Chip prices could be set to crash despite bullish predictions from the Semiconductor Equipment and Materials Institute (SEMI).
In its mid-year forecast, SEMI predicted annual sales of semiconductor manufacturing equipment worldwide would increase by 63 per cent to $US36.2 billion compared to $US22.2 billion in 2003. The Chinese and Taiwanese markets are expected to see the strongest overall increases, with growth rates of 152 per cent and 140 per cent respectively.
But many financial and research organisations are worried that the chipmakers are about to be forced to throttle back on production following the discovery that worldwide surplus chip stocks were at $US827 million by the end of June compared to just $US12 million three months earlier.
This could mean a reduction in chip prices in the third quarter as manufacturers attempted to bring inventories back to normal levels, Meta Group vice-president, Steve Kleynhans, said.
“In the short term, there is likely to be some downward pricing action on certain types of chips — in particular we expect Intel to be more aggressive with pricing,” Kleynhans said. “Everybody will have to watch this one closely.”
US investment bank, Merrill Lynch, recently issued a warning after the SEMI announcement saying that chipmaker stock prices could decline.

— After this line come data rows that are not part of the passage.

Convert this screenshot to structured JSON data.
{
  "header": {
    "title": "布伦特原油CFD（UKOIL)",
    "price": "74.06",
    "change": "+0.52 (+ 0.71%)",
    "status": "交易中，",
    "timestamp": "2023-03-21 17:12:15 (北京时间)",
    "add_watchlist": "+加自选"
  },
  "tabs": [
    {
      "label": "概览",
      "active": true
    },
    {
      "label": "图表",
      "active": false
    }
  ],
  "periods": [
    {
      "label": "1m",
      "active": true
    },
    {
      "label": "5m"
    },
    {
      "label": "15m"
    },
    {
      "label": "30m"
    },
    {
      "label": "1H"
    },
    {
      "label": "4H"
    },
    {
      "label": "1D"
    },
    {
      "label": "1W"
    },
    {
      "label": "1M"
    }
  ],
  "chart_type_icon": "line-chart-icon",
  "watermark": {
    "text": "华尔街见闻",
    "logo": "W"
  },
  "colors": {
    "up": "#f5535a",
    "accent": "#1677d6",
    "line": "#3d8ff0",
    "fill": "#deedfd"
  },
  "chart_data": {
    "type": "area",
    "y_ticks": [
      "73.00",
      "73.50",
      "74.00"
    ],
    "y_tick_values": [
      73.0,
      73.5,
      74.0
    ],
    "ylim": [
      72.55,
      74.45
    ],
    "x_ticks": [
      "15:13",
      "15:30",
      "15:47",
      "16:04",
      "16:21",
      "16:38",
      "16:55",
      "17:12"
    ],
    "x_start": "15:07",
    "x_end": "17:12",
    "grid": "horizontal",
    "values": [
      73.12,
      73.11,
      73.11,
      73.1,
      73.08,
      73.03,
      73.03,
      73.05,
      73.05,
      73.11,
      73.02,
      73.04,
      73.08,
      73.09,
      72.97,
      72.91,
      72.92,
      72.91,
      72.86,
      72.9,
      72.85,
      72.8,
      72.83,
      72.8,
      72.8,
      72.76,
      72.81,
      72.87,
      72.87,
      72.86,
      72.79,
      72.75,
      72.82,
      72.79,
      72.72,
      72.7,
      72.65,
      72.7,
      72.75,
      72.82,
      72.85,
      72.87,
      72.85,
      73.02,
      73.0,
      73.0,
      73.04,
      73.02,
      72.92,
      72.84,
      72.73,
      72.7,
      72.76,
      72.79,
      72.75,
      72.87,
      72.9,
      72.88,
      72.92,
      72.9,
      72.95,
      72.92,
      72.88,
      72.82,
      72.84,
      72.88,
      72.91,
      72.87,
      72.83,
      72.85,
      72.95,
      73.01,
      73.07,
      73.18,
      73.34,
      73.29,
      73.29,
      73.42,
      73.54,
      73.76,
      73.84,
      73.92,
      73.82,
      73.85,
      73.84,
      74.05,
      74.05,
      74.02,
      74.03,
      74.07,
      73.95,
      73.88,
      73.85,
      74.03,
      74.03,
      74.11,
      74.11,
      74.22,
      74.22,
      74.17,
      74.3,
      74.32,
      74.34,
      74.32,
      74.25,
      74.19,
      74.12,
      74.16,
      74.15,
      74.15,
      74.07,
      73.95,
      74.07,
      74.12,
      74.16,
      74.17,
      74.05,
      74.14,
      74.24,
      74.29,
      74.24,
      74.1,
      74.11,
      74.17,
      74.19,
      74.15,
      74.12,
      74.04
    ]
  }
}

Merrill Lynch claims OEMs will reduce spending through the rest of the year and downgraded the investment ratings of selected semiconductor manufacturers.
With $US17.32 million worth of chips being sold worldwide in May alone — the largest growth on 2003 seen in the Asia-Pacific region where sales grew 54.2 per cent — demand from OEMs and manufacturers could slow locally if advancements in end-user technology cannot keep pace with chip evolution.